Well, the littles promptly went to hanging decorations, exclaiming delightedly over forgotten treasures and little works of art they and the older children have created throughout the years. Directly I noticed that the preponderance of ornaments were hanging heavily on the bottom half of the tree; so I recruited the older children to hang the remainder up on top, where the littles couldn’t reach. So, once again, our well-liked tree is up and twinkling merrily. There is no rhyme nor reason to the array, no correlating theme throughout, neither elegance nor excellence--and we want it just that way.
A friend of ours gave us a gigantic wreath with ribbons and trim and pine cones and such like. Teddy hung it outside, near our front door. Keith put little lights around it, and it’s really pretty. After that, he trotted next door and helped my brother-in-law put up his lights.
People are already giving us Christmas presents: one family brought us a turkey; Keith’s boss’s wife, one afternoon while Keith was at work, loaded his pickup with many bags of groceries.
Lawrence’s birthday is Friday; we got him a clock. It has a different bird painted on the face for each hour; and, on the hour, it tweets that particular bird call--a genuine recording. A sensor turns it off at night.
Saturday Keith spent the day cleaning up our yard--raking, taking out dried flowers, trimming shrubbery, and pruning the trees near the alley. Reckon our persnickety neighbor will like us better now? (Actually, she’s nice enough; it’s just that people who can’t abide the smallest leaf on their lawn shouldn’t live next to us.) One day this fall I spotted my sister out pulling weeds from her flower bed.
I marched right over there and informed her, “My CountRy magazine says that a good neighbor is one who doesn’t make his yard look better than yours.”
She laughed. And kept right on pulling weeds.
My mother decided Keith needed his Christmas present now; so she gave my brother some money and sent him off to get Keith an insulated pair of Redwing boots, a velour-lined sweat jacket with hood, a Carhart coat, and thick Redwing socks. Even though the temperature Saturday was below 20°, Keith stayed warm all day long.
Dorcas finished the blanket she was crocheting for my nephew’s new baby; enclosed is a picture of it. That blanket represents hours and hours of work. Now she is making ruffled collars for Hester and Lydia for Christmas.
Lawrence and Norma bought our van Friday. Saturday night they came to get it, and to sign some papers, and they brought us a pumpkin pie. MMMmmmm...
Yesterday I stayed home from church with Victoria (and Hannah and Joseph), who has caught that cold we are all getting.
When Caleb came marching in the door after church, he advised me, “We just had Sunday School; we didn’t get to open presents yet.”
When he arrived home from Christmas practice Friday night, he informed Larry, “We just had practice; we didn’t get to open presents yet.”

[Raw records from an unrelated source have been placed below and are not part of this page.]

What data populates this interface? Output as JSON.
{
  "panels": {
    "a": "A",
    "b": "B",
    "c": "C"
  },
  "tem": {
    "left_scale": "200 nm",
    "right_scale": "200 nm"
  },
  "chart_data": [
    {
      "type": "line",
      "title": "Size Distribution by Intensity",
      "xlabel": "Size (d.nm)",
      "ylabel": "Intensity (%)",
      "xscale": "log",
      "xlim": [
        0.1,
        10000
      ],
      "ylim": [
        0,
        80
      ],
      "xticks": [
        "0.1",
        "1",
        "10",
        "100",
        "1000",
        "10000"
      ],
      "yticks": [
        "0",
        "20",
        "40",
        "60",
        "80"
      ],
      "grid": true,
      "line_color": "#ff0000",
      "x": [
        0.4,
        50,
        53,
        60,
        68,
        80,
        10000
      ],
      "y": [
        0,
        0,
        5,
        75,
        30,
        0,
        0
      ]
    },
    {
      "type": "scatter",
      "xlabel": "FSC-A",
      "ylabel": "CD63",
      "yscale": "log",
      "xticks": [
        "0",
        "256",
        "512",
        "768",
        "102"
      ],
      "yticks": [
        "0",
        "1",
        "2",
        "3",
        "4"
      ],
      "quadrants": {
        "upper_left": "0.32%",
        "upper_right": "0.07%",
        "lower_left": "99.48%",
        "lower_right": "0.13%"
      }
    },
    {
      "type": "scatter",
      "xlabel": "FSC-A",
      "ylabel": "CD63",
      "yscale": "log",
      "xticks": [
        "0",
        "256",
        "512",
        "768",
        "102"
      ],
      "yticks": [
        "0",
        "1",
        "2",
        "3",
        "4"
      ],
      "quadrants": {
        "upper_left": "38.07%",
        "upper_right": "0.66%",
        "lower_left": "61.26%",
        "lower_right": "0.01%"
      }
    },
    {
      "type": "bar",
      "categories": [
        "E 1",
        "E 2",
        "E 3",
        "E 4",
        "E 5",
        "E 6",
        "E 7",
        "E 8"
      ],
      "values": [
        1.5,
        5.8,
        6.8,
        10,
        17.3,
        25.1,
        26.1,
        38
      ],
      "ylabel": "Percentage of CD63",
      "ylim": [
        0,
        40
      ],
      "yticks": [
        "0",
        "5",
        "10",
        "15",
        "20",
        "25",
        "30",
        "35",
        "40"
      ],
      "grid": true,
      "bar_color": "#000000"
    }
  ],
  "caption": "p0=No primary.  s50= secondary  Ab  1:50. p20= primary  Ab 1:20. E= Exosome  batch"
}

S’pose I need to lecture the little mercenary on the deeper significance of Christmas?
Our Wal-Mart store is now open for 24 hours a day--until Christmas, that is. This is just dandy--exactly what a late-night oil burner like me needs. Just the other night as I was sewing away, I had the deflating experience of running out of matching thread. And it had to match; the stitching was right on top.
“Aarrgghh!” says me. “Now, why didn’t I get more.....HEY! Wal-Mart’s open!”
So I dashed off and replenished several of my sewing supplies.
Saturday afternoon Nebraska played Texas A&M in the Astrodome at Houston. We won 54-15. Along about halfway through the game, the Nebraska fans started throwing oranges down onto the field every time the Huskers made another touchdown--because they’ll be going to the Orange Bowl, having won every game they played.
And now I’d better get back to my sewing machine.